Pressure range is the first thing mechanical designers, engineers, and architects should look at. Once the pressure range is selected, the desired accuracy can be determined. Accuracy is the difference between the actual value and the readout indicated by the transducer. It is a percentage of the full-scale value achieved by calculating the combined error of linearity, hysteresis, and repeatability. For example, if a transducer has an accuracy of ±0.5% FS and output of ±0.1” W.C. FS, then the sensor will accurately measure the pressure within
±0.001” W.C. Although accuracy is an important consideration and often the first one, it should be noted that accuracy is insignificant unless it can be sustained. One great advantage of capacitance transducers is that they are designed and specified to maintain accuracy settings for extremely long periods. Unlike sensors such as bonded strain gauges, capacitive transducers exhibit extremely low creep, aging effects, humidity effects, and other common output stability problems.
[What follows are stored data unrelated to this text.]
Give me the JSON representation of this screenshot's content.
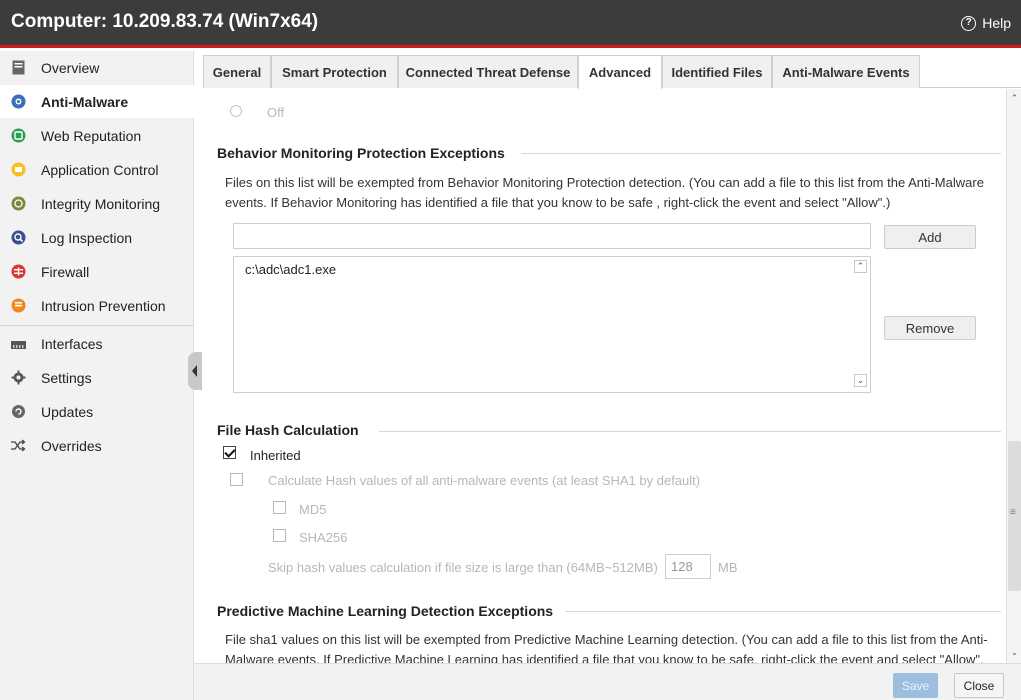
{
  "window": {
    "title": "Computer: 10.209.83.74 (Win7x64)",
    "help_label": "Help",
    "accent_color": "#d71920"
  },
  "sidebar": {
    "items": [
      {
        "label": "Overview",
        "icon": "overview-icon"
      },
      {
        "label": "Anti-Malware",
        "icon": "anti-malware-icon",
        "active": true
      },
      {
        "label": "Web Reputation",
        "icon": "web-reputation-icon"
      },
      {
        "label": "Application Control",
        "icon": "application-control-icon"
      },
      {
        "label": "Integrity Monitoring",
        "icon": "integrity-monitoring-icon"
      },
      {
        "label": "Log Inspection",
        "icon": "log-inspection-icon"
      },
      {
        "label": "Firewall",
        "icon": "firewall-icon"
      },
      {
        "label": "Intrusion Prevention",
        "icon": "intrusion-prevention-icon"
      },
      {
        "label": "Interfaces",
        "icon": "interfaces-icon"
      },
      {
        "label": "Settings",
        "icon": "settings-gear-icon"
      },
      {
        "label": "Updates",
        "icon": "updates-icon"
      },
      {
        "label": "Overrides",
        "icon": "overrides-shuffle-icon"
      }
    ]
  },
  "tabs": [
    {
      "label": "General"
    },
    {
      "label": "Smart Protection"
    },
    {
      "label": "Connected Threat Defense"
    },
    {
      "label": "Advanced",
      "active": true
    },
    {
      "label": "Identified Files"
    },
    {
      "label": "Anti-Malware Events"
    }
  ],
  "content": {
    "off_option": "Off",
    "behavior": {
      "title": "Behavior Monitoring Protection Exceptions",
      "desc_line1": "Files on this list will be exempted from Behavior Monitoring Protection detection. (You can add a file to this list from the Anti-Malware",
      "desc_line2": "events. If Behavior Monitoring has identified a file that you know to be safe , right-click the event and select \"Allow\".)",
      "input_value": "",
      "add_label": "Add",
      "list_items": [
        "c:\\adc\\adc1.exe"
      ],
      "remove_label": "Remove"
    },
    "hash": {
      "title": "File Hash Calculation",
      "inherited_label": "Inherited",
      "inherited_checked": true,
      "calc_label": "Calculate Hash values of all anti-malware events (at least SHA1 by default)",
      "md5_label": "MD5",
      "sha256_label": "SHA256",
      "skip_label": "Skip hash values calculation if file size is large than (64MB~512MB)",
      "skip_value": "128",
      "skip_unit": "MB"
    },
    "pml": {
      "title": "Predictive Machine Learning Detection Exceptions",
      "desc_line1": "File sha1 values on this list will be exempted from Predictive Machine Learning detection. (You can add a file to this list from the Anti-",
      "desc_line2": "Malware events. If Predictive Machine Learning has identified a file that you know to be safe, right-click the event and select \"Allow\"."
    }
  },
  "footer": {
    "save_label": "Save",
    "close_label": "Close"
  }
}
Therefore, specify a transducer that can provide long-term stability between ±0.05 and ±0.5% FS/Yr.
Also, be sure to select a transducer with standard output levels that are compatible with energy management systems. The most commonly offered outputs are a high-level analog 0 to 5 VDC, 0 to 10 VDC, or a 2-wire 4 to 20 mA current signal. Capacitive macro sensors require no signal amplification. As a result, they avoid problems common to low-level output devices,
such as piezoresistive (thin film and IC) types. These problems normally include poor long-term stability, thermal instability, high radio frequency interference (RFI) susceptibility, and humidity effects.
Specification | Piezoresistive | Capacitive MEMS | Capacitive Macro Sensors |
Accuracy | 3 | 2 | 1 |
Long-Term Stability | 1 | 2 | 1 |
Output Level | 1 | 3 | 1 |
Hysteresis | 2 | 11 | 1 |
Creep | 2 | 1 | 1 |
Response Time | 2 | 1 | 3 |
Pressure Range | 2 | 3 | 1 |
Temp. Compensation | 2 | 3 | 1 |
EMI/RFI Susceptibility | 2 | 2 | 1 |
Table 1 1 = Best, 2 = Medium, 3 = Worst
There are many considerations when selecting a low DPT for a critical care application. The selection process is difficult since are so many sensors to choose from, ranging from basic transducers to sophisticated, state-of-the-art units (See Table 1 for sensor specification comparison).
The most important consideration for selecting a pressure sensor in all of these applications is to find a transducer with a high signal-to-noise ratio. The higher the intrinsic signal output is, the better the long-term stability, thermal error drift, and electromagnetic interference (EMI)/RFI susceptibility.